Comprehensive Review and Empirical Evaluation of Causal Discovery Algorithms for Numerical Data

Wenjin Niu,Zijun Gao,Liyan Song,Lingbo Li
2024-09-04
Abstract:Causal analysis has become an essential component in understanding the underlying causes of phenomena across various fields. Despite its significance, existing literature on causal discovery algorithms is fragmented, with inconsistent methodologies, i.e., there is no universal classification standard for existing methods, and a lack of comprehensive evaluations, i.e., data characteristics are often ignored to be jointly analyzed when benchmarking algorithms. This study addresses these gaps by conducting an exhaustive review and empirical evaluation for causal discovery methods on numerical data, aiming to provide a clearer and more structured understanding of the field. Our research begins with a comprehensive literature review spanning over two decades, analyzing over 200 academic articles and identifying more than 40 representative algorithms. This extensive analysis leads to the development of a structured taxonomy tailored to the complexities of causal discovery, categorizing methods into six main types. To address the lack of comprehensive evaluations, our study conducts an extensive empirical assessment of 29 causal discovery algorithms on multiple synthetic and real-world datasets. We categorize synthetic datasets based on size, linearity, and noise distribution, employing five evaluation metrics, and summarize the top-3 algorithm recommendations, providing guidelines for users in various data scenarios. Our results highlight a significant impact of dataset characteristics on algorithm performance. Moreover, a metadata extraction strategy with an accuracy exceeding 80% is developed to assist users in algorithm selection on unknown datasets. Based on these insights, we offer professional and practical guidelines to help users choose the most suitable causal discovery methods for their specific dataset.
Artificial Intelligence
What problem does this paper attempt to address?

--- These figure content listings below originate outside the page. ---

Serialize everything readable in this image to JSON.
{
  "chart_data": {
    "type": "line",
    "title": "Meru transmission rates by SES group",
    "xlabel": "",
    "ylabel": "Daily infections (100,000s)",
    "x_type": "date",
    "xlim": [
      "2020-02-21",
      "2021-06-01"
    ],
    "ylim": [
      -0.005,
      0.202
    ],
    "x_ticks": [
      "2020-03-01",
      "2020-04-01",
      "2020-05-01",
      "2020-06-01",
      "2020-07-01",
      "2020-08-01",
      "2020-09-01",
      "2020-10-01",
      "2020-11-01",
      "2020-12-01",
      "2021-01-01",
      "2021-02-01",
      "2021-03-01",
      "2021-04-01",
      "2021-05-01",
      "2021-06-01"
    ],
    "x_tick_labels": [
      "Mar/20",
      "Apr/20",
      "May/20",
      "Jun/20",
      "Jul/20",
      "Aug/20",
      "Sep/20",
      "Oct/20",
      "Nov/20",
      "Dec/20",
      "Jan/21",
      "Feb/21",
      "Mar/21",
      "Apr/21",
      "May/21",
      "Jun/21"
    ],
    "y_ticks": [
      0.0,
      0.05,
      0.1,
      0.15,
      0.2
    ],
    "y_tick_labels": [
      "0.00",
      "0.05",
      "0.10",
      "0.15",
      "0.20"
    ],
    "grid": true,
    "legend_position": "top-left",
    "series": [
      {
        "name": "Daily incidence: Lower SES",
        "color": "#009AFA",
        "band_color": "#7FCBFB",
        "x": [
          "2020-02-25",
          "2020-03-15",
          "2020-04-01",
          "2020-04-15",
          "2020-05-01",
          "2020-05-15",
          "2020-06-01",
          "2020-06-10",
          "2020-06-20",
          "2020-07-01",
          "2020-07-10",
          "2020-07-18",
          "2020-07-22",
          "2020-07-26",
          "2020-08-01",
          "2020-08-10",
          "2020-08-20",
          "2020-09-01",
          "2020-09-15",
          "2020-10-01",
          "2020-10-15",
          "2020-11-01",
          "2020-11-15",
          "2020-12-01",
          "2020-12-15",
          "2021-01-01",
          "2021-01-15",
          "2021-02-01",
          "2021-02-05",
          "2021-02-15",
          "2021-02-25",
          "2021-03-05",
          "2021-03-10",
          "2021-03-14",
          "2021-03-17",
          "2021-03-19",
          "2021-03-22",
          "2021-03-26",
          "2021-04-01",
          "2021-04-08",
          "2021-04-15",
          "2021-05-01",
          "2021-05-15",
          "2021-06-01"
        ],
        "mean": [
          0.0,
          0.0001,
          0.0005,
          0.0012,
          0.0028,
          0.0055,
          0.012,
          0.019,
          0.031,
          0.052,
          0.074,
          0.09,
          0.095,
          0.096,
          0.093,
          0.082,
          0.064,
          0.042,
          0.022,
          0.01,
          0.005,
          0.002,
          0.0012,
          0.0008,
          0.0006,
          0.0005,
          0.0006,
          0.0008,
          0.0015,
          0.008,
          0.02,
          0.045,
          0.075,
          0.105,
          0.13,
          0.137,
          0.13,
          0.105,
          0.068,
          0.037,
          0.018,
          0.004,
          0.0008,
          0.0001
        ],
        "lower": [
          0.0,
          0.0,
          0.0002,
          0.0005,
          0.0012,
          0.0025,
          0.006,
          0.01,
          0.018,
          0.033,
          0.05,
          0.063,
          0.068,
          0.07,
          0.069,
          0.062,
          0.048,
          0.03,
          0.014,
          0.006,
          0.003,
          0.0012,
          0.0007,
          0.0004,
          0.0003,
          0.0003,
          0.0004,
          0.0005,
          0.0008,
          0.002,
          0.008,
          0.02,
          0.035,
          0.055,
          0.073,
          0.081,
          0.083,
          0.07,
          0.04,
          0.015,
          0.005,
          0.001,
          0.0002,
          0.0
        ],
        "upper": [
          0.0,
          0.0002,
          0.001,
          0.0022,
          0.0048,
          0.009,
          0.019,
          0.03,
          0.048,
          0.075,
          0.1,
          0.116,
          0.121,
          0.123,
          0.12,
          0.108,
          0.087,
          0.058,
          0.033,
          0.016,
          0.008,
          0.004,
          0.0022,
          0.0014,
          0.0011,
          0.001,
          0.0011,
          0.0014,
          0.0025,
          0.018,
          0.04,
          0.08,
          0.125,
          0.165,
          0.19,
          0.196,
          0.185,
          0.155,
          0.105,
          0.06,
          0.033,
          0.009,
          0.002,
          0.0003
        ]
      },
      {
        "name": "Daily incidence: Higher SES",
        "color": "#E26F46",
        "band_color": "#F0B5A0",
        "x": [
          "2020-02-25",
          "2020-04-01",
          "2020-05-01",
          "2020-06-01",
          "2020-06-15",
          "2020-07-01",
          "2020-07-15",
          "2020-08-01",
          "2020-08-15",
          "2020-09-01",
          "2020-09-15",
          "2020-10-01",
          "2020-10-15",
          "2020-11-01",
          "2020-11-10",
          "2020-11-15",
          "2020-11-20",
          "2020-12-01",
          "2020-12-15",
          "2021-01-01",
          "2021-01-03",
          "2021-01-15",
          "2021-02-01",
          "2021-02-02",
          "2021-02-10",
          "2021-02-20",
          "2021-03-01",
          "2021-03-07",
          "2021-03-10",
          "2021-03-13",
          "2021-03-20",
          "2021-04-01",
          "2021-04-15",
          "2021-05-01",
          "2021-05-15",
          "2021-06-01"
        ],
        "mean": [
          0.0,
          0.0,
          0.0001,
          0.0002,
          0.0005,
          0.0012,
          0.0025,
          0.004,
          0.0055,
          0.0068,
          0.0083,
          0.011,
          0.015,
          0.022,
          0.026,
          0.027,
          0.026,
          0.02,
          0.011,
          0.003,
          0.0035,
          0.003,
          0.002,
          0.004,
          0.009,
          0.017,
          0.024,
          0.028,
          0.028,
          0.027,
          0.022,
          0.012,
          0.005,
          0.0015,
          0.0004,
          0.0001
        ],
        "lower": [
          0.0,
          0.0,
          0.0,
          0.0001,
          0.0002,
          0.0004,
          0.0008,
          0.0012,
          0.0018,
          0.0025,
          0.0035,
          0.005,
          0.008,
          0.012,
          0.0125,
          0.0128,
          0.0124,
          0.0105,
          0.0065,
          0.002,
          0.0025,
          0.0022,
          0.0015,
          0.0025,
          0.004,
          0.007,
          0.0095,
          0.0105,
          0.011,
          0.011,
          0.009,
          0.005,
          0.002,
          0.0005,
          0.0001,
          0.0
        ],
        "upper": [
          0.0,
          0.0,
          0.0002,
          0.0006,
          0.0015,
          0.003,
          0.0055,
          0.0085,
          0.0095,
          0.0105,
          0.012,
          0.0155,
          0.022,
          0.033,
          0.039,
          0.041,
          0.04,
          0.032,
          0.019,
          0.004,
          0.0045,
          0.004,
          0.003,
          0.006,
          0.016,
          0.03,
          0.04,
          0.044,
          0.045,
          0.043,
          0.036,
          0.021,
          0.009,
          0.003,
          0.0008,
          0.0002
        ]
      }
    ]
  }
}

The main problems that this paper attempts to solve are the fragmentation of the existing causal discovery algorithm literature and the lack of systematic evaluation. Specifically: 1. **Lack of a unified classification standard**: Existing causal discovery methods do not have a common classification standard, making it difficult for researchers to fully understand the characteristics and application scope of these methods. 2. **Lack of comprehensive evaluation**: When evaluating causal discovery algorithms, data features are often ignored, resulting in an incomplete and inaccurate comparison of the performance of different algorithms. To fill these gaps, the paper has carried out the following work: - **Comprehensive review**: A comprehensive review of more than 200 academic articles in the past two decades was conducted, more than 40 representative algorithms were identified, and a structured taxonomy was proposed, which divides the methods into six main types. - **Empirical evaluation**: An extensive empirical evaluation of 29 causal discovery algorithms was carried out, using multiple synthetic data sets and real - data sets for testing. The evaluation indicators include five aspects, and the top three recommended algorithms in each data scenario are summarized. - **Metadata extraction strategy**: A metadata extraction strategy with an accuracy rate of over 80% was developed to help users select appropriate algorithms on unknown data sets. - **Practical guide**: Based on the above research results, professional and practical guides are provided to help users select the most appropriate causal discovery method according to specific data sets. Through these efforts, the paper aims to provide a clearer and more structured understanding framework to help researchers and practitioners better select and apply causal discovery algorithms.